We believe that what has been said effectively disposes of the complaints contained in appellant’s first six points of error. His seventh point asserts that the court erred in submitting Question No. 4 to the jury. This is the issue to which the jury answered that the well referred to in the letter of May 22, 1958 relative to the “one-well lease” was not a producing well. The record is devoid of any showing that there was an objection by appellant to the submission of Question No. .4, or any other issue, and, absent such an objection in writing presented to the court before the charge was read to the jury, the objection must be considered as waived.

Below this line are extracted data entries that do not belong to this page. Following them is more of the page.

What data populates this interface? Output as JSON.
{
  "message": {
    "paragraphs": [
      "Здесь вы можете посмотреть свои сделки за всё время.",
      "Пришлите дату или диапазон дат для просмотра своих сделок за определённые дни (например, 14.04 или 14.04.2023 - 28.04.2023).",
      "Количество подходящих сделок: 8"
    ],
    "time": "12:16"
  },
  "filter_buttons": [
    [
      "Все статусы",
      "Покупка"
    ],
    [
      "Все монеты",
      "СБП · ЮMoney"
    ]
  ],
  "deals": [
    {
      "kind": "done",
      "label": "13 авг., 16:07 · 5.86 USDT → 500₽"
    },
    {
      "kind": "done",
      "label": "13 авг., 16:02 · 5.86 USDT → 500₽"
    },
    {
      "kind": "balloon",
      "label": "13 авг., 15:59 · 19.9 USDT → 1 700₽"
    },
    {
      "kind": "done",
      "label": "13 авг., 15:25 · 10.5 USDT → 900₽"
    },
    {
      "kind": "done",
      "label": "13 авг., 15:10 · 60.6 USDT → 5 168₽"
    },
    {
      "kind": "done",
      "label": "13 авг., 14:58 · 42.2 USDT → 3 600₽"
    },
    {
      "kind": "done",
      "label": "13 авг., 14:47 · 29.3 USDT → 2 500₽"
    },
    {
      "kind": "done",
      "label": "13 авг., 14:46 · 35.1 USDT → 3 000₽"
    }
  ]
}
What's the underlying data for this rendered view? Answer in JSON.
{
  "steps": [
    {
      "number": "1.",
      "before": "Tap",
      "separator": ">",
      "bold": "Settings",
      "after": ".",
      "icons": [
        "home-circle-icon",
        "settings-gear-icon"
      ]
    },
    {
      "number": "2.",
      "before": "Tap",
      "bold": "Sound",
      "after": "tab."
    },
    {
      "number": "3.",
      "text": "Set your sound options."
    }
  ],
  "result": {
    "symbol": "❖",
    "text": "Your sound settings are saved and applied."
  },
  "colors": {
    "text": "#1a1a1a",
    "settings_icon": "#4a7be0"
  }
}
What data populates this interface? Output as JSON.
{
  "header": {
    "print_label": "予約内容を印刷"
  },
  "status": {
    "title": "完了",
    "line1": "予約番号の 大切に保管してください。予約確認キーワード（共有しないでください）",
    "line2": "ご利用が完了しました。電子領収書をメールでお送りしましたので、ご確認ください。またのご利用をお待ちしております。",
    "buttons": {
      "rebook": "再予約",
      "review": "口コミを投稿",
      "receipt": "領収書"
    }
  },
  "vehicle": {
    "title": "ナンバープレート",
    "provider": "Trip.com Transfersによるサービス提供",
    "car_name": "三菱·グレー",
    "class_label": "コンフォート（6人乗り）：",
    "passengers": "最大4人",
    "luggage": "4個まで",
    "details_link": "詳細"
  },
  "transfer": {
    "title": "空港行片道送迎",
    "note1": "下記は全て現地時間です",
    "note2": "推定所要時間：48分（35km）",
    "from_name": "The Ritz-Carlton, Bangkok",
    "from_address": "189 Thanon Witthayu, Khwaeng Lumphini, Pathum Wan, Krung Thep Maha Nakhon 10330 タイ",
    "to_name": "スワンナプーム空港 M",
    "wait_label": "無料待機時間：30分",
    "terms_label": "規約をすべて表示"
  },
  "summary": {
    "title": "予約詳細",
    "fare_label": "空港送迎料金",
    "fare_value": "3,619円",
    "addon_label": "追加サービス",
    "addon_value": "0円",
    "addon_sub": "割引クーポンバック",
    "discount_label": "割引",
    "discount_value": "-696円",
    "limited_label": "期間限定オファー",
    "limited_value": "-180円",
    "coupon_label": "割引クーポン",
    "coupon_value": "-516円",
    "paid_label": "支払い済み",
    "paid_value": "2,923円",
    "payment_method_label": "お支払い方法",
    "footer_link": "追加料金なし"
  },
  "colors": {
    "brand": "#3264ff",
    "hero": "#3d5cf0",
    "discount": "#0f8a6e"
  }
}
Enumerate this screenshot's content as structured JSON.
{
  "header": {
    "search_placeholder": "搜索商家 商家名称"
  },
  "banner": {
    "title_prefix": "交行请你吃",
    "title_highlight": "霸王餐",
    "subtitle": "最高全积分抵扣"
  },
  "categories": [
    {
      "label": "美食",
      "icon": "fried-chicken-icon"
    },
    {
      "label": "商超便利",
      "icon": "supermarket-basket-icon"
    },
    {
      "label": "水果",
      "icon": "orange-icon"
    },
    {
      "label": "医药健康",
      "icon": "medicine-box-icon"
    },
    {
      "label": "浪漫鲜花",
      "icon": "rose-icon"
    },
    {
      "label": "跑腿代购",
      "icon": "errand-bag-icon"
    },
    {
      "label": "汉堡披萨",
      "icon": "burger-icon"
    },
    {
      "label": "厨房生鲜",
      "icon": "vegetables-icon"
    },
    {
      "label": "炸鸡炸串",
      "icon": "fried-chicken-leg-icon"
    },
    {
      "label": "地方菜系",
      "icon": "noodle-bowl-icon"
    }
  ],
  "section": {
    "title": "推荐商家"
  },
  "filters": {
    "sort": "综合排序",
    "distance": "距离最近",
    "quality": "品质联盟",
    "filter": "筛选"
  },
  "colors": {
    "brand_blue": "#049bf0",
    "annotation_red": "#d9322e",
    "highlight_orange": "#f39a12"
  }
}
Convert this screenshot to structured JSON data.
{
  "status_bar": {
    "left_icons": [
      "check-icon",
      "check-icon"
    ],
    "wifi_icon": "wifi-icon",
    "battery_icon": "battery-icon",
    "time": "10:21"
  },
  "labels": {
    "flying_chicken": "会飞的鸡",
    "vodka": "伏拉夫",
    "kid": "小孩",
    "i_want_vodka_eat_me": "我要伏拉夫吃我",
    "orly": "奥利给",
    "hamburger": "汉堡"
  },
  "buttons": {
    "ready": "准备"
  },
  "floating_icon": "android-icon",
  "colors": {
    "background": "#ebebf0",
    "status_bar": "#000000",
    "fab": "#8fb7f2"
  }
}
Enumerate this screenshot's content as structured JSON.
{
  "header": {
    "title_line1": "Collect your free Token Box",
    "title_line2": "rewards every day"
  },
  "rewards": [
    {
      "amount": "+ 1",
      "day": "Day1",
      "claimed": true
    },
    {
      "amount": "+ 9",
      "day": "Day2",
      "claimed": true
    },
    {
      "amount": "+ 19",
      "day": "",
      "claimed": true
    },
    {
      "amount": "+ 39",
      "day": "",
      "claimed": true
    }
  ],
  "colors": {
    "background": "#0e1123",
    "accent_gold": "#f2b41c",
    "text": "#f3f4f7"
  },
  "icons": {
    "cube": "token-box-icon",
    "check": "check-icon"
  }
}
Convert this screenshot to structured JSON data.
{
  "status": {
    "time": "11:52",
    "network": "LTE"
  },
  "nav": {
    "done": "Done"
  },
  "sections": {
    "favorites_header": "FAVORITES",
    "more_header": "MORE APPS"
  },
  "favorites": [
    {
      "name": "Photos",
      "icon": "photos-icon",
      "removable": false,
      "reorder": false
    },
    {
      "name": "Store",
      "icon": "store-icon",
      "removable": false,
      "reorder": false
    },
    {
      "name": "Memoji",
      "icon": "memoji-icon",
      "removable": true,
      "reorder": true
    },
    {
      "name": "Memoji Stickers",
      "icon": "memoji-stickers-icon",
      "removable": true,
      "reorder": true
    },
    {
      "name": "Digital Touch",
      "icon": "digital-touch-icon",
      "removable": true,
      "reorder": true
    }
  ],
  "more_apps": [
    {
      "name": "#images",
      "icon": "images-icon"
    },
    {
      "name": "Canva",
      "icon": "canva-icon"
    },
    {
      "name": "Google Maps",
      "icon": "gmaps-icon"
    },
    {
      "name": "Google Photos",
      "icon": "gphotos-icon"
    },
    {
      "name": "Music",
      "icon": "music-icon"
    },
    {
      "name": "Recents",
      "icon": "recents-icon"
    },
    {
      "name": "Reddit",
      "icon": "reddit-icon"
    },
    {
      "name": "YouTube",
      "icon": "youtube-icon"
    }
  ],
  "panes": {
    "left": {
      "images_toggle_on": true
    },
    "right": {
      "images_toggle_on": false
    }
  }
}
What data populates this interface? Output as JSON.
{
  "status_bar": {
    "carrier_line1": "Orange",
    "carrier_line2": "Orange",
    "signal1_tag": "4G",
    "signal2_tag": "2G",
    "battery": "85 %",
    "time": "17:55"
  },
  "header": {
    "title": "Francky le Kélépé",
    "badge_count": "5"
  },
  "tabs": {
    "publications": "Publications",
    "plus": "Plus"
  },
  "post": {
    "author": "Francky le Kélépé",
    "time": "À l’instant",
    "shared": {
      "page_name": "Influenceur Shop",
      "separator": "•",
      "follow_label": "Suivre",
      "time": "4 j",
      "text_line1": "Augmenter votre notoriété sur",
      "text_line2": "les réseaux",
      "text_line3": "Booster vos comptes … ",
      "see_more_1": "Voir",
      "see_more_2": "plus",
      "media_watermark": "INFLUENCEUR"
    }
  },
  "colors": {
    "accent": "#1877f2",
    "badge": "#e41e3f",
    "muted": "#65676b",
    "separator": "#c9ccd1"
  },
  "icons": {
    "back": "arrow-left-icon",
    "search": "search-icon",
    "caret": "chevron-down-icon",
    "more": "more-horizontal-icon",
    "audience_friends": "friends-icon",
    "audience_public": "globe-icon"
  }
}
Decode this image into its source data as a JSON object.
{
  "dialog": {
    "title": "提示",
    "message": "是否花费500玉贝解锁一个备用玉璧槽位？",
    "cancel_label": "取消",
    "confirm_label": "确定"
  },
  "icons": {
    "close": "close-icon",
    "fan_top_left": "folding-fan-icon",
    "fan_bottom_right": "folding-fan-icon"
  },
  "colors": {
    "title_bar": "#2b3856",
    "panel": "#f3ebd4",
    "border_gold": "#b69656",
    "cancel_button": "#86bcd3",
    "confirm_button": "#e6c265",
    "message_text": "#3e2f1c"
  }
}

Rule 272, T.R.C.P. This seventh point also ascribes as error the court’s refusal of appellant’s motion for judgment non obstante veredicto in the “one-well” case based upon no evidence or insufficient evidence for the submission of Question No. 4. Passing, over what may be considered a violation o'f the *937briefing rules, this complaint may be disposed of by stating that the jury’s finding under this issue has support in the evidence.
The foregoing disposes of all appellant’s points of error. They, and appellee’s single cross-assignment, are overruled.
Finding no error in the record, the judgment of the trial court is affirmed.